Projective Geometry

Eric Bainville - Oct 2007

Polarities

A polarity is represented by an 4x4 invertible symmetric matrix H. By definition, the image of an element (point/line/plane) represented by a vector space E is represented by the orthogonal of HE: the vector space of all x verifying <Hp,x>=0 for all p∈E.

From this definition, we see that the image of the sum of vector spaces is the intersection of their images, and the image of the intersection is the sum of the images.

The image of a point p by H is the plane Hp, called the polar plane of p. The image of a plane u is the point H-1u, called the pole of u.

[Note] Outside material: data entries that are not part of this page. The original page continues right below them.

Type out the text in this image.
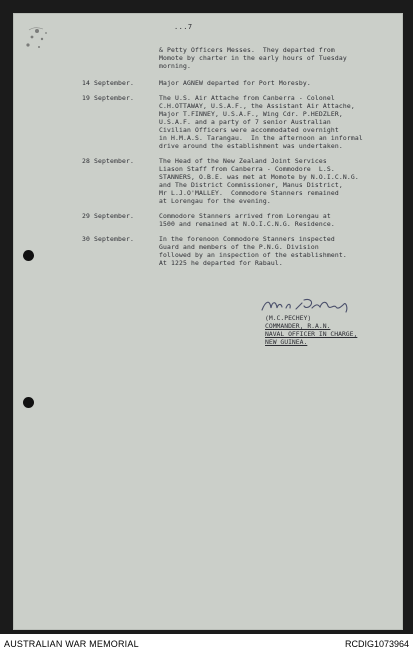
...7
& Petty Officers Messes.  They departed from
Momote by charter in the early hours of Tuesday
morning.
14 September.	Major AGNEW departed for Port Moresby.
19 September.	The U.S. Air Attache from Canberra - Colonel
C.H.OTTAWAY, U.S.A.F., the Assistant Air Attache,
Major T.FINNEY, U.S.A.F., Wing Cdr. P.HEDZLER,
U.S.A.F. and a party of 7 senior Australian
Civilian Officers were accommodated overnight
in H.M.A.S. Tarangau.  In the afternoon an informal
drive around the establishment was undertaken.
28 September.	The Head of the New Zealand Joint Services
Liason Staff from Canberra - Commodore  L.S.
STANNERS, O.B.E. was met at Momote by N.O.I.C.N.G.
and The District Commissioner, Manus District,
Mr L.J.O'MALLEY.  Commodore Stanners remained
at Lorengau for the evening.
29 September.	Commodore Stanners arrived from Lorengau at
1500 and remained at N.O.I.C.N.G. Residence.
30 September.	In the forenoon Commodore Stanners inspected
Guard and members of the P.N.G. Division
followed by an inspection of the establishment.
At 1225 he departed for Rabaul.
(M.C.PECHEY)
COMMANDER, R.A.N.
NAVAL OFFICER IN CHARGE,
NEW GUINEA.
AUSTRALIAN WAR MEMORIAL	RCDIG1073964
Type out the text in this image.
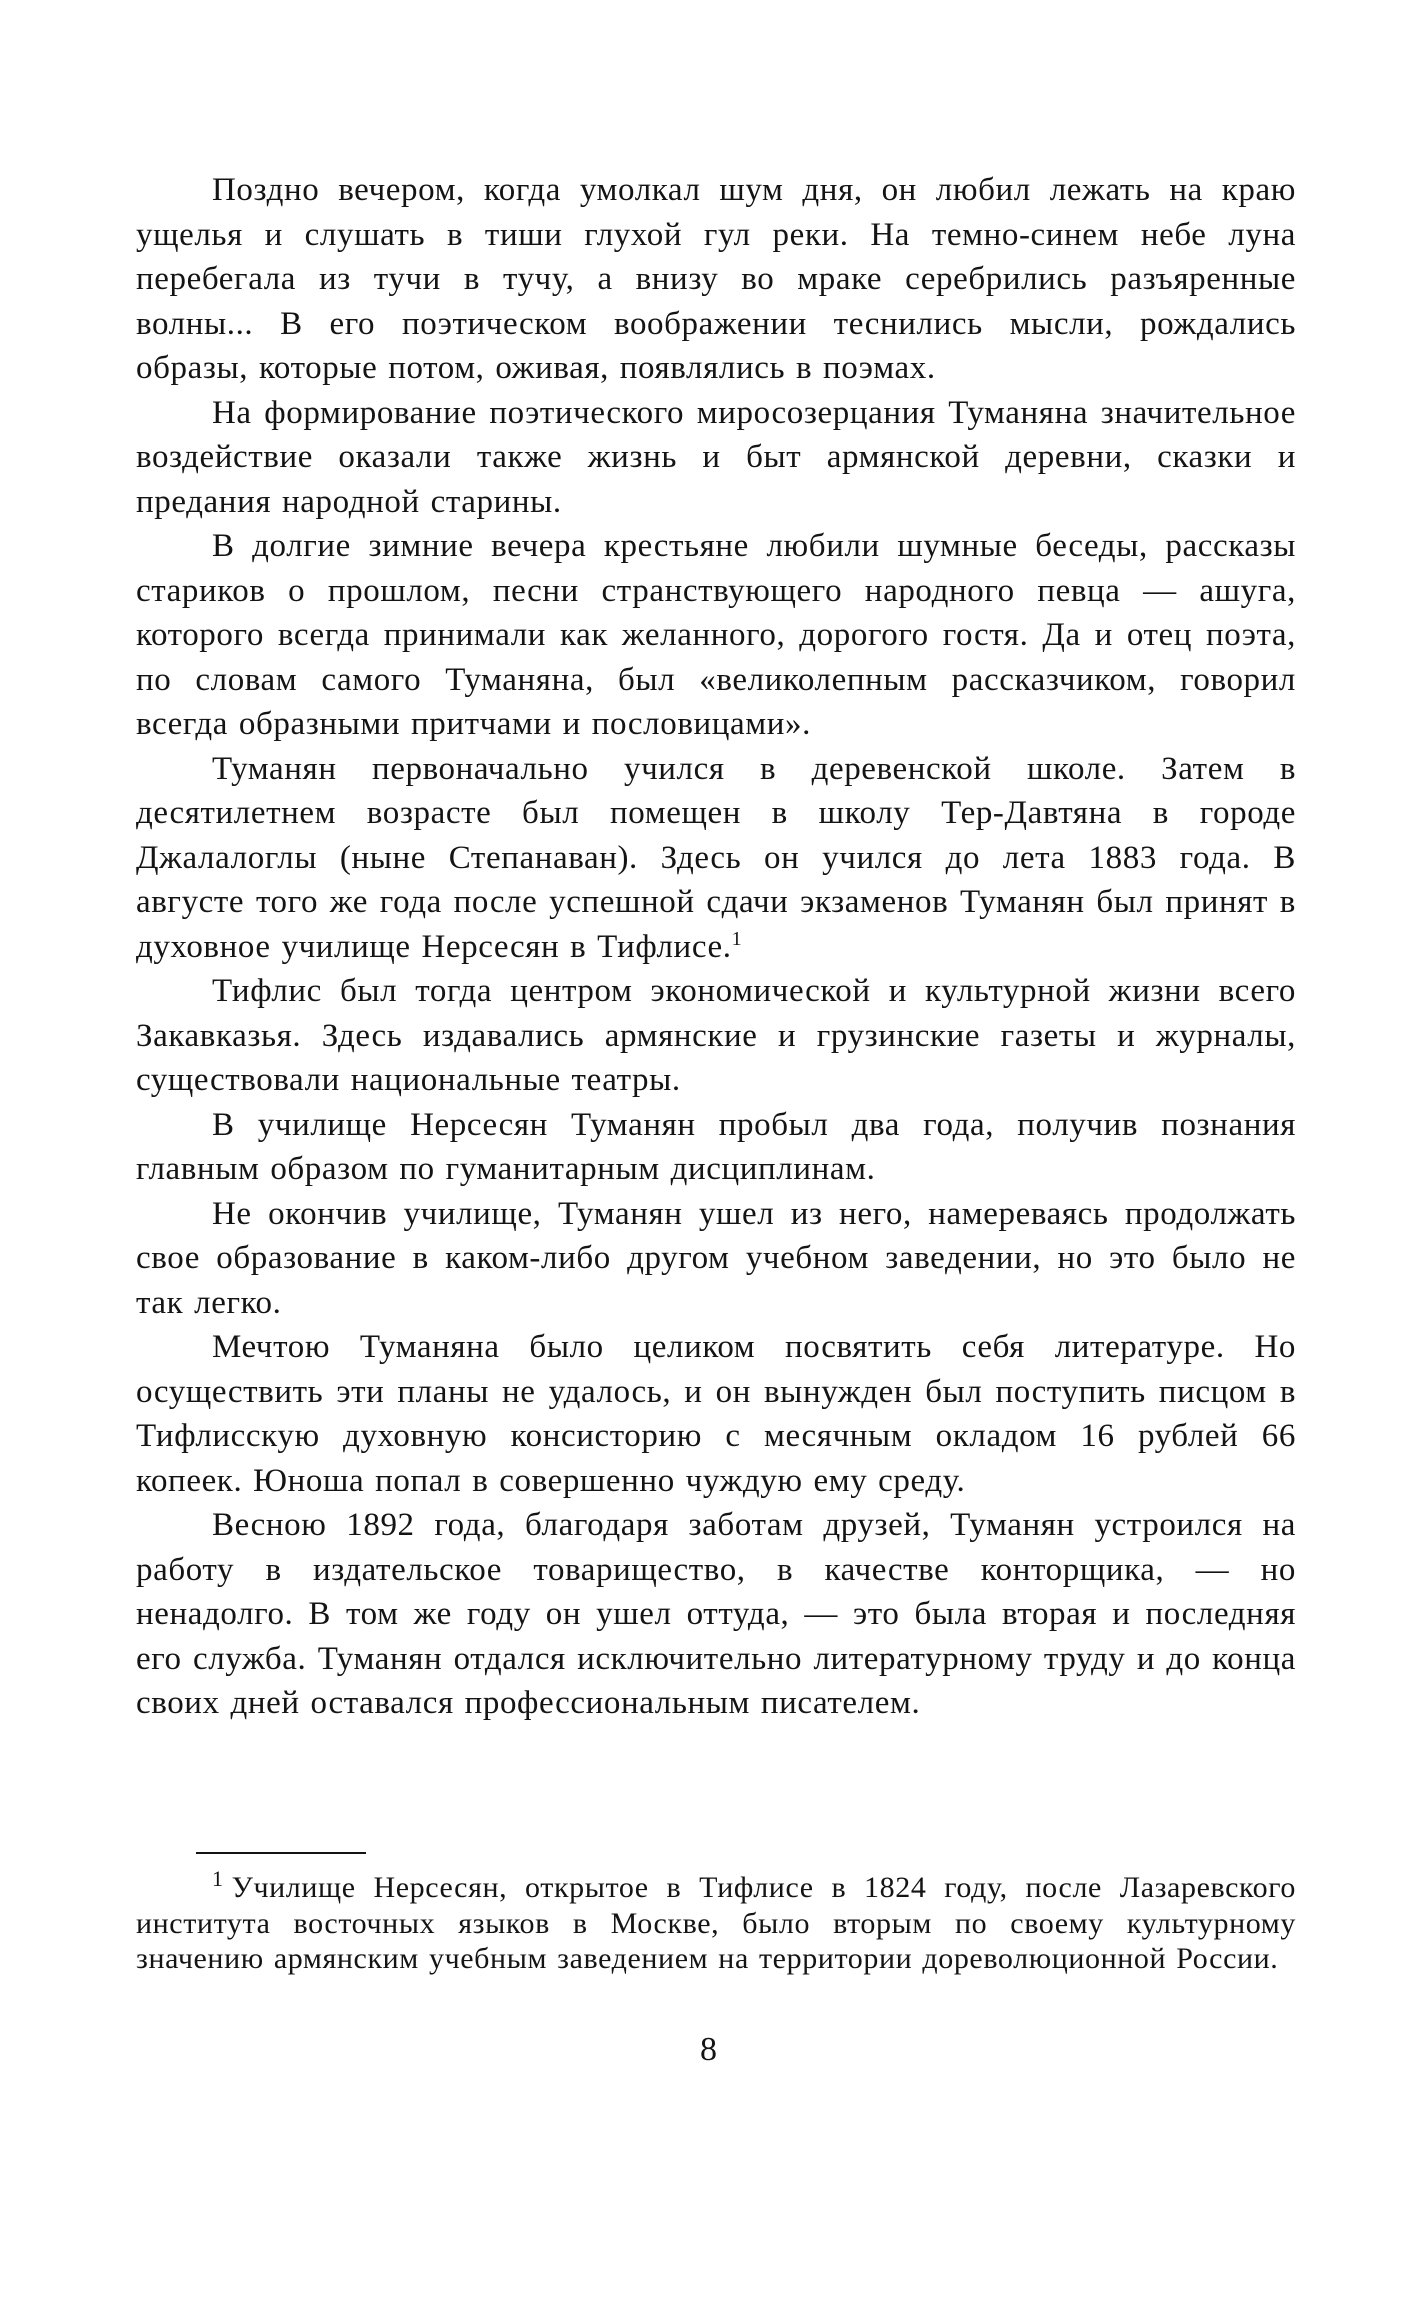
Поздно вечером, когда умолкал шум дня, он любил лежать на краю ущелья и слушать в тиши глухой гул реки. На темно-синем небе луна перебегала из тучи в тучу, а внизу во мраке серебрились разъяренные волны... В его поэтическом воображении теснились мысли, рождались образы, которые потом, оживая, появлялись в поэмах.

На формирование поэтического миросозерцания Туманяна значительное воздействие оказали также жизнь и быт армянской деревни, сказки и предания народной старины.

В долгие зимние вечера крестьяне любили шумные беседы, рассказы стариков о прошлом, песни странствующего народного певца — ашуга, которого всегда принимали как желанного, дорогого гостя. Да и отец поэта, по словам самого Туманяна, был «великолепным рассказчиком, говорил всегда образными притчами и пословицами».

Туманян первоначально учился в деревенской школе. Затем в десятилетнем возрасте был помещен в школу Тер-Давтяна в городе Джалалоглы (ныне Степанаван). Здесь он учился до лета 1883 года. В августе того же года после успешной сдачи экзаменов Туманян был принят в духовное училище Нерсесян в Тифлисе.$^1$

Тифлис был тогда центром экономической и культурной жизни всего Закавказья. Здесь издавались армянские и грузинские газеты и журналы, существовали национальные театры.

В училище Нерсесян Туманян пробыл два года, получив познания главным образом по гуманитарным дисциплинам.

Не окончив училище, Туманян ушел из него, намереваясь продолжать свое образование в каком-либо другом учебном заведении, но это было не так легко.

Мечтою Туманяна было целиком посвятить себя литературе. Но осуществить эти планы не удалось, и он вынужден был поступить писцом в Тифлисскую духовную консисторию с месячным окладом 16 рублей 66 копеек. Юноша попал в совершенно чуждую ему среду.

Весною 1892 года, благодаря заботам друзей, Туманян устроился на работу в издательское товарищество, в качестве конторщика, — но ненадолго. В том же году он ушел оттуда, — это была вторая и последняя его служба. Туманян отдался исключительно литературному труду и до конца своих дней оставался профессиональным писателем.

$^1$ Училище Нерсесян, открытое в Тифлисе в 1824 году, после Лазаревского института восточных языков в Москве, было вторым по своему культурному значению армянским учебным заведением на территории дореволюционной России.

8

The image of a line by two points p and q is the line intersection of the two planes Hp and Hq. The image of a line intersection of two planes u and v is the line by the two points H-1u and H-1v.

Consider a line by two points p,q: A=(pqT-qpT)'. The image of A is B, the intersection of the two polar planes u=Hp and v=Hq, B=uvY-vuT as seen in Lines II. Expanding u and v, we get B=HA'H. The image of B shall be A (up to a scalar, omitted here), so HB'H=A, or B'=H-1AH-1.

Consider now a line A, its image B=HA'H by polarity H, and a point p on A. The polar plane of p is Hp, intersecting A at point q=A'Hp. The polar plane of q is Hq=HA'Hp=Bp, i.e. the plane containing p and B. H defines on A an involutive transformation. This transformation is projective (restriction of A'H on line A).